[Mono-bugs] [Bug 77315][Nor] New - Invalid Unicode surrogate handling

Fri Jan 20 07:13:58 EST 2006

Please do not reply to this email- if you want to comment on the bug, go to the
URL shown below and enter your comments there.

Changed by pawel.sakowski at mind-breeze.com.

http://bugzilla.ximian.com/show_bug.cgi?id=77315

--- shadow/77315	2006-01-20 07:13:58.000000000 -0500
+++ shadow/77315.tmp.11592	2006-01-20 07:13:58.000000000 -0500
@@ -0,0 +1,105 @@
+Bug#: 77315
+Product: Mono: Runtime
+Version: 1.1
+OS: GNU/Linux [Other]
+OS Details: 
+Status: NEW   
+Resolution: 
+Severity: 
+Priority: Normal
+Component: interop
+AssignedTo: mono-bugs at ximian.com                            
+ReportedBy: pawel.sakowski at mind-breeze.com               
+QAContact: mono-bugs at ximian.com
+TargetMilestone: ---
+URL: 
+Cc: 
+Summary: Invalid Unicode surrogate handling
+
+Description of Problem:
+The internal string representation (UTF-16) allows for certain invalid
+strings to appear in the program, when the surrogate characters
+(U+D800-U+DFFF) don't pair correctly. I've identified three problems
+regarding unpaired surrogate handling:
+
+- UTF7Encoding fails to detect the situation when an input byte array
+includes encoding of unpaired surrogates (that is, encodes a valid UTF-16
+codepoint stream, but not a valid Unicode character stream)
+
+- UTF8Encoding decoder accepts when an input byte stream contains UTF-8
+encoding of surrogates character, e.g. when U+233B4 (in UTF16: D88C 8FB4)
+is encoded as a 3-byte encoding of U+D88C followed by a 3-byte encoding of
+U+8FB4. The correct encoding is a direct 4-byte encoding of the whole
+character. Rejecting such overlong encodings is a MUST according to RFC 3629.
+
+- The most serious problem: if a string with unpaired surrogates (e.g.
+obtained from the above decoders) is subject to marshalling into native
+const char*, such invalid string gets rejected by g_utf16_to_utf8. In that
+case the callee receives NULL instead of the string.
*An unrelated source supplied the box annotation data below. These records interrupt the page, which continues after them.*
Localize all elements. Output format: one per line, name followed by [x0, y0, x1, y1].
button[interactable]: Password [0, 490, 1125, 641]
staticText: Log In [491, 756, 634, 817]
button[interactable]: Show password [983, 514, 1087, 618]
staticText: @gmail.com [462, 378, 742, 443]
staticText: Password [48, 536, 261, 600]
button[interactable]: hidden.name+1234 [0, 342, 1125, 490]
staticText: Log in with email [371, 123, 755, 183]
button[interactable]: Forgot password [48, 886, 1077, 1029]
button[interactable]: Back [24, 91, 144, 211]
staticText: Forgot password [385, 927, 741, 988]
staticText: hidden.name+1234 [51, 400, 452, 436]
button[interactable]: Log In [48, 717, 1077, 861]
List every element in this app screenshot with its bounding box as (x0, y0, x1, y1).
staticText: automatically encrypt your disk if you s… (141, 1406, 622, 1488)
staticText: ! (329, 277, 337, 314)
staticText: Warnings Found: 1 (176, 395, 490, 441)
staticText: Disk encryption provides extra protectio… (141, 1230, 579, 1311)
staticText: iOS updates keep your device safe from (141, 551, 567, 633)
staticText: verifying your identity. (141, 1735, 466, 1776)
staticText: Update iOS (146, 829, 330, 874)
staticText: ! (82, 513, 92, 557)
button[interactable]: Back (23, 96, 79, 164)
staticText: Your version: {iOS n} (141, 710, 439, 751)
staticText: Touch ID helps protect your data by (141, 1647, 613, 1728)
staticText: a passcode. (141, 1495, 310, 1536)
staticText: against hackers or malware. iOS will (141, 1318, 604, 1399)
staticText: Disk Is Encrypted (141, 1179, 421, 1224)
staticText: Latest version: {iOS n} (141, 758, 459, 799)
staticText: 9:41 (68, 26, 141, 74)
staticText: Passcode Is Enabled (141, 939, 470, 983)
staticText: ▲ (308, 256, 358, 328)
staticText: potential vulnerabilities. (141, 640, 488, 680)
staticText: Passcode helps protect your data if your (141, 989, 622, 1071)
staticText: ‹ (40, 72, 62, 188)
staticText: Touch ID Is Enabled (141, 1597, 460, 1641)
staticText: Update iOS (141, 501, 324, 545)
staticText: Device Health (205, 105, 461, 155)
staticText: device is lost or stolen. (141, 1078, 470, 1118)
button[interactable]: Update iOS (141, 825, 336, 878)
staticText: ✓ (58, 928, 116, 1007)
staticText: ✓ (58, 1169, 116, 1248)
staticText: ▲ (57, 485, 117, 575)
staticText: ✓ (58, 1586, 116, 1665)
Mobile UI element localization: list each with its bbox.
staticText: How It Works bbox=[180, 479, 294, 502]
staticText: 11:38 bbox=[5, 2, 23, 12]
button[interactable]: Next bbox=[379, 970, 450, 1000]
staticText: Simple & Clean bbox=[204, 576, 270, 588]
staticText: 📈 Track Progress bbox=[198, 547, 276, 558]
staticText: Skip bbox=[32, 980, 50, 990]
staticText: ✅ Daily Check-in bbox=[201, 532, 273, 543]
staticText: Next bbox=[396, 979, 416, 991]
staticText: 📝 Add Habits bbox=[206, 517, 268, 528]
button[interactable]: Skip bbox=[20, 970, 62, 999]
This causes a
+segmentation fault in many native functions, which do not expect their
+string arguments to be NULL. The caller is unable to make the check on his
+own, since the original managed string was essentialy !=null. Besides, a
+g_warning appears cluttering the console, which IMO should be reserved for
+internal runtime errors, and not occur if an invalid argument is being
+passed to a function.
+
+Steps to reproduce the problem:
+using System;
+using System.Runtime.InteropServices;
+using System.Text;
+class TestEncodings {
+static void Main() {
+        try {
+                // standalone U+D800
+                string str = new
+UTF7Encoding().GetString(Encoding.ASCII.GetBytes("+2AA-"));
+                // whether erronous input is ignored or rejected, an
+invalid UTF-16 shouldn't be output
+                if (!str.Equals("\uD800")) throw new ArgumentException();
+                Console.WriteLine("UTF7 surrogates: BAD");
+        } catch (ArgumentException) {
+                Console.WriteLine("UTF7 surrogates: ok");
+        }
+        try {
+                //standalone U+D88C
+                new UTF8Encoding(false,true).GetString(new byte[] {0xED,
+0xA2, 0x8C});
+                Console.WriteLine("UTF8 surrogates: BAD");
+        } catch (ArgumentException) {
+                Console.WriteLine("UTF8 surrogates: ok");
+        }
+        StringBuilder builder = new StringBuilder(128);
+        try {
+                sprintf(builder, "%s", "\uD88C");
+                if (!builder.ToString().Equals("(null)")) throw new
+Exception();
+                Console.WriteLine("Marshal nulling: BAD");
+        } catch {
+                Console.WriteLine("Marshal nulling: ok");
+        }
+}
+[DllImport("libc")] static extern int sprintf(StringBuilder buf, string
+format, string arg);
+}
+
+Actual Results:
+UTF7 surrogates: BAD
+UTF8 surrogates: BAD
+
+** (TestEncodings.exe:3902): WARNING **: Partial character sequence at end
+of input
+Marshal nulling: BAD
+
+
+Expected Results:
+UTF7 surrogates: ok
+UTF8 surrogates: ok
+Marshal nulling: ok
+
+
+How often does this happen? 
+always
+
+Additional information:
+Reporting these related issues as one bug report, for the component
+matching that issue which has the biggest impact.